Résultats en élevagesAu cours de la campagne laitière 2010-2011, le troupeau moyen de bovins lait suivi par le contrôle laitier (526 au total) comptait 59,3 vaches. Hausse des effectifs de 2,6 vaches, amélioration du TB et TP respectivement de 0,5 point pour atteindre 40,6 et de 0,5 point pour atteindre 32,5. La production moyenne par animal (lait standard) progresse également passant de 8391 litres en 2009-2010 à 8707 litres en 2010-2011. Particularité sur laquelle Nicolas Rayer s’est arrêté.

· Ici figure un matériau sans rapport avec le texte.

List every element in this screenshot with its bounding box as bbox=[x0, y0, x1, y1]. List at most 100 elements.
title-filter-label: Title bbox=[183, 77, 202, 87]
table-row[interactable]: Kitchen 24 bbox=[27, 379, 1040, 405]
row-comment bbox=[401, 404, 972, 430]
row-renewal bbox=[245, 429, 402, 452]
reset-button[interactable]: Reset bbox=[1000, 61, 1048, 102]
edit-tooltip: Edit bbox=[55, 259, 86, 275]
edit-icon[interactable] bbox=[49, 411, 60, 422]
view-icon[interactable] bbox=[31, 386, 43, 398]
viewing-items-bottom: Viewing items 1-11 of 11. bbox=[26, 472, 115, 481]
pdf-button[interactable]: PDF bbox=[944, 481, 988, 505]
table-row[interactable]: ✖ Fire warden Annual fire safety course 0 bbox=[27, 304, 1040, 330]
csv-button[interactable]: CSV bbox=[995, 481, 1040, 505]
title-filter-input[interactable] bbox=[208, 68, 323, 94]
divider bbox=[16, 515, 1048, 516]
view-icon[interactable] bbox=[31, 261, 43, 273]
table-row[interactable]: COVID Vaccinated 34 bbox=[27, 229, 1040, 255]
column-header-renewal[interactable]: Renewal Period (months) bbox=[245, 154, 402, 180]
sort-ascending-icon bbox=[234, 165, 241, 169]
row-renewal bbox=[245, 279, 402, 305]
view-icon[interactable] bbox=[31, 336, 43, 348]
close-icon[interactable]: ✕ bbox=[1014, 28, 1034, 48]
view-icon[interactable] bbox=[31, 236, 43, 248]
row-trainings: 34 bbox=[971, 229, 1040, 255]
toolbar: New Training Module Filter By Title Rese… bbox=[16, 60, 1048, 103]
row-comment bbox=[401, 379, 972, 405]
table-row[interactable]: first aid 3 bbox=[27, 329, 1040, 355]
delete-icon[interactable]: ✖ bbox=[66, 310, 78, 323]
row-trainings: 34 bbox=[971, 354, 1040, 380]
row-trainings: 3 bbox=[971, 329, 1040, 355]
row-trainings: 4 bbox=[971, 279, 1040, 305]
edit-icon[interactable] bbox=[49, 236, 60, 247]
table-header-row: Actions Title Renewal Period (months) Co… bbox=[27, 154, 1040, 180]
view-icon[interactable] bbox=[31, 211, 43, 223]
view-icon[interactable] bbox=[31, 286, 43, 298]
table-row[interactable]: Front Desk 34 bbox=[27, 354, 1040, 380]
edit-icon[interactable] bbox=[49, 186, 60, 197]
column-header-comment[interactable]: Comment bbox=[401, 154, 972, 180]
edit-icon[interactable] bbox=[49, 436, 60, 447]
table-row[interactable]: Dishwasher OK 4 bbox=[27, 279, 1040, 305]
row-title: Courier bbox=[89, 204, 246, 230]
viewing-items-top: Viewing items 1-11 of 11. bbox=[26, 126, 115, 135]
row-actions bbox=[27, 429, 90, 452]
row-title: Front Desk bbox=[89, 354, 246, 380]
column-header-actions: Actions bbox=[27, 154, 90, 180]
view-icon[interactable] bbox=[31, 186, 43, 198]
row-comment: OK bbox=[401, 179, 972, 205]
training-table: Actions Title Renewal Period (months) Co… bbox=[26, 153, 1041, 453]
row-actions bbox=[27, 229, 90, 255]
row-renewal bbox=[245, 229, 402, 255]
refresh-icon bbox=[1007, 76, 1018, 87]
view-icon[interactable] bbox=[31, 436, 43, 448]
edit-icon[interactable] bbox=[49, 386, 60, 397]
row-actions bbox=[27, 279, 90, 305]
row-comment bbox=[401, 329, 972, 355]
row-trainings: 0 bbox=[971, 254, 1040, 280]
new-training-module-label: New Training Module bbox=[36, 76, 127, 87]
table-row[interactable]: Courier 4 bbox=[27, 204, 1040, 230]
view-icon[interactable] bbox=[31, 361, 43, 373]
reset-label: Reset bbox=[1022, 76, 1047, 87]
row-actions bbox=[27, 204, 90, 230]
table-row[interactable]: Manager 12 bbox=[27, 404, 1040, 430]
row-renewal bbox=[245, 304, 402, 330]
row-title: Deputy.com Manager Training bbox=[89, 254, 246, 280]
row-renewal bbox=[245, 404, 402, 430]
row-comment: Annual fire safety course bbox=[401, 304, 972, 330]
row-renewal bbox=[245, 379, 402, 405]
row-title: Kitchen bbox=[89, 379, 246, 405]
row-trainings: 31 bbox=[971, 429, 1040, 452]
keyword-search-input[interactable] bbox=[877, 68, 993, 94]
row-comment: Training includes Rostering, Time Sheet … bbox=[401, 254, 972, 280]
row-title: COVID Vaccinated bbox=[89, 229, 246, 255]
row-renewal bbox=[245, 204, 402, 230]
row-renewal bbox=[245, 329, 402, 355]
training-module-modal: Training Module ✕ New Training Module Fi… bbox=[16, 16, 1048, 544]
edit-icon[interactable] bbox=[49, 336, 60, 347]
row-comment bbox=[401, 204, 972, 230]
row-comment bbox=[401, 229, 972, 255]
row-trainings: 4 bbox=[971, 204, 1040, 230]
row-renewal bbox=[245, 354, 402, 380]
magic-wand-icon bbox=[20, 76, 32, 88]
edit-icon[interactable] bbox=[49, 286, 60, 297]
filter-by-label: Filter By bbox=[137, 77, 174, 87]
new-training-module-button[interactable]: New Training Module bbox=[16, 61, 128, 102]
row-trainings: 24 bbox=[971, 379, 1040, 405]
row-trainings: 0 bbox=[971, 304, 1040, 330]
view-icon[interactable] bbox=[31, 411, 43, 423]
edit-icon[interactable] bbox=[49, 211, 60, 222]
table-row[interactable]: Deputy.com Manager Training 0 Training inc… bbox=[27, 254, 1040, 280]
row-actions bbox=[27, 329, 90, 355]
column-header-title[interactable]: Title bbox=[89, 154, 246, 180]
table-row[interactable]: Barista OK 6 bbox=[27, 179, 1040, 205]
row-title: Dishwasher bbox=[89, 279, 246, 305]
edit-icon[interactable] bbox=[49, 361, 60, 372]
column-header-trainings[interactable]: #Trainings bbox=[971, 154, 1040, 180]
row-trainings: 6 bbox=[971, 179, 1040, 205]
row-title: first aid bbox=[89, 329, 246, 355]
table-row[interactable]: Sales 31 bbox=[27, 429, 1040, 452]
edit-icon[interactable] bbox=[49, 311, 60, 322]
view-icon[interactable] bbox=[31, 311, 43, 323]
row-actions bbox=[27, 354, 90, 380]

L’augmentation du prix des concentrés à partir de juillet 2010 et qui s’est confirmée en 2011 a conduit les éleveurs à baisser les quantités distribuées. « Il est intéressant de constater que sur cette même période, la production a continué de progresser. » Côté caprin, la tendance est la même. « La qualité des fourrages a boosté la production », explique Nadine Idawski, directrice de Deux-Sèvres Conseil Elevage.Alors que l’augmentation moyenne de 10 chèvres par troupeau depuis dix  ans  marque le pas (+ 6 chèvres en 2010-2011), la production moyenne à l’animal continue de progresser, comme les taux de TB et de TP d’ailleurs. La production laitière en lait brut est passée en un an de 892 kilos à 918 kilos. Insistant sur l’absence de lien entre la taille des troupeaux et la production moyenne à l’animal, Rémi Nicolas précise en revanche : « Si l’on compare les résultats à l’animal entre les éleveurs adhérents à Gène + et les autres,  on constate de grandes différences surtout au sein des catégories petits troupeaux et grands troupeaux ». La différence est nettement moins marquée dans les élevages qui comptent entre 200 et 300 chèvres.La filière caprine a son réseau d’excellence
En seconde partie d’assemblée générale, Jean-Yves Rousselot a invité la Fresyca, « un partenaire », à présenter le Rexcap, le Réseau d’excellence caprine en Poitou-Charentes. Lieu d’échange de compétences et de connaissances, le réseau rassemble les acteurs économiques que sont les éleveurs et les transformateurs, les collectivités territoriales et l’ensemble des structures de recherche. « L’ambition est de faire en sorte que les résultats de la recherche aillent jusqu’à l’éleveur », présentait Frantz Jenot, animateur. L’amélioration du revenu des producteurs, des conditions de travail et de l’impact environnemental de la production sont les enjeux poursuivis par ce réseau. Actuellement, le Rexcap travaille autour de quatre axes :  la problématique sanitaire dans les troupeaux, la transformation du lait et notamment l’impact des cellules au cours de ce processus, l’installation en agriculture, l’alimentation et les systèmes herbagers également. Le Redcap, Réseau d’expérimentation et de développement caprin, est une action de ce dernier axe de travail. Vingt-huit élevages sont suivis en Poitou-Charentes. Avec les organismes techniques que sont le contrôle laitier, le BTPL, la chambre d’agriculture et le Civam mais  également avec la collaboration de l’INRA et sa plateforme expérimentale Patuchev, ce projet collaboratif à pour ambition de collecter et de diffuser des connaissances permettant aux éleveurs de développer la part de l’herbe dans l’alimentation des animaux et d’optimiser l’autonomie alimentaire.